According to the Nevada Mining Association, this city’s story started in 1775, when Spaniards found gold here and named the land Eldorado. All was quiet on the western front until a major gold and silver strike in the mid-1800s. By 1861, prospectors—including some deserters of the American Civil War—rushed to the Eldorado Canyon to establish mining camps. Murder and mayhem ensued but life went on due to a hot streak in the Techatticup Mine well into the mid-1940s.
Today the town is peaceful and picturesque.
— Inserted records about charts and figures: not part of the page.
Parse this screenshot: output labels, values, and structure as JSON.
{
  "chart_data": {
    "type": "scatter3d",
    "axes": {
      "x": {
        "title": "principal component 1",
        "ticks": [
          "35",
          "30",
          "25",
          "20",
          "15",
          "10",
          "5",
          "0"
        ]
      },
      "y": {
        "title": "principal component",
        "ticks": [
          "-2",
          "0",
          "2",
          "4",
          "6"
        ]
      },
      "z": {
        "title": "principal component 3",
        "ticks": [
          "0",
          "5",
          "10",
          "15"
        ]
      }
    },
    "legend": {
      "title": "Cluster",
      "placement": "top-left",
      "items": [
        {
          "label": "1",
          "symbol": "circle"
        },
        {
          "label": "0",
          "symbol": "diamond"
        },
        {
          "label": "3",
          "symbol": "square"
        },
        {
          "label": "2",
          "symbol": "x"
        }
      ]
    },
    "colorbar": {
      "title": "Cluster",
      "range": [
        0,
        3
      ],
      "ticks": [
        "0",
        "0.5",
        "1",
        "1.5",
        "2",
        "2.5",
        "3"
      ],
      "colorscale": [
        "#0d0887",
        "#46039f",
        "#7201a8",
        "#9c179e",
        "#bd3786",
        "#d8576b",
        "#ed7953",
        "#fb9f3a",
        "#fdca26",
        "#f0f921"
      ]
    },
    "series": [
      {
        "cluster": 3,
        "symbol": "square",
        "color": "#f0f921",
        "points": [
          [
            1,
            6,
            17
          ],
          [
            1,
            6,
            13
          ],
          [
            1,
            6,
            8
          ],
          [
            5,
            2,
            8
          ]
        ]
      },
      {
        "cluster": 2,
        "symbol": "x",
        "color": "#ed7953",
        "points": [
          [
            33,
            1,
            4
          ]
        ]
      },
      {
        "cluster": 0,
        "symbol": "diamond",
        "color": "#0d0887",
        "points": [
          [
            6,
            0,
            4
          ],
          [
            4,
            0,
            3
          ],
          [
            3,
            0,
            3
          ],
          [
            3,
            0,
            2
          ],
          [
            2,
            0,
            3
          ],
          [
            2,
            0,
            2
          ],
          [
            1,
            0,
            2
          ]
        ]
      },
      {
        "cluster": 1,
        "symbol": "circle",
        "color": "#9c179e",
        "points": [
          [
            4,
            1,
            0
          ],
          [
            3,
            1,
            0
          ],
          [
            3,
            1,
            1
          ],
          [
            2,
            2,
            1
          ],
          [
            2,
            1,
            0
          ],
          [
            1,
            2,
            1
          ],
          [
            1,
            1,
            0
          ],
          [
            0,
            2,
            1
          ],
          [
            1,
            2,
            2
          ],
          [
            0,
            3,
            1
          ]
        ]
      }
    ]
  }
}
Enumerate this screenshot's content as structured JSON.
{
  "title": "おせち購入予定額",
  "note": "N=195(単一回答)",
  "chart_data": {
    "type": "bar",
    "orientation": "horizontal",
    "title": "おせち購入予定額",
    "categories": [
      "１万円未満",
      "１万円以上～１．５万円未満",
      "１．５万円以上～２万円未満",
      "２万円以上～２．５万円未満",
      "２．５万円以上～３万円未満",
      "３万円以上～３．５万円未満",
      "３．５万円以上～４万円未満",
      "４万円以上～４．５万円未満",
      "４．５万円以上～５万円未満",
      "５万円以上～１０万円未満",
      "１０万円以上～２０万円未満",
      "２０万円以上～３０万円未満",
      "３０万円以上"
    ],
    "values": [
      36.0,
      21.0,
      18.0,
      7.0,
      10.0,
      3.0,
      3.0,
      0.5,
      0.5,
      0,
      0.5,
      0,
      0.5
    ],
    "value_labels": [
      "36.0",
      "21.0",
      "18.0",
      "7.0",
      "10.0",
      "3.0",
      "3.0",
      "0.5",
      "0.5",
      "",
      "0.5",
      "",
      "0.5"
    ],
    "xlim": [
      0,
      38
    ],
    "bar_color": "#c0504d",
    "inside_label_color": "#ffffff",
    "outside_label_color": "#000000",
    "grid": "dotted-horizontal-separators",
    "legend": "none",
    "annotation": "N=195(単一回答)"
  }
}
On a recent visit, a swath of kids on an elementary school field trip ate lunch in front of the main building, which serves as a visitor’s center and museum, while tourists wandered the grounds on both sides of the sleepy highway.
Just over 5 miles beyond the town is Nelson’s Landing, which once served as a steamboat port for the mine. Visitors can park and walk up to the water for a refreshing diversion.
Visitors are welcome to peruse Nelson Ghost Town for free, but payment is requested if you plan to stay more than 15 minutes or take photos. For more information, to book an event, or to buy tickets for a guided mine or kayak tour, call (702) 291-0026.
Nevada is home to its own city under the sea—sort of.
Technically, St. Thomas was flooded by Lake Mead due to the construction of the Hoover Dam.
Unlike the ghost towns above, St. Thomas was a farming town, not a mining one. Founded in 1865 as a Mormon settlement, with about 500 residents at its peak, its final resident left in 1938 via rowboat. The ruins of St. Thomas began to reemerge in the early 2000s due to drought and water usage demands.
Located in the northern part of the Lake Mead Recreation Area, along the Muddy River near Overton, there is a 3-mile dirt access road and parking area for those who want to visit and explore the ruins on foot.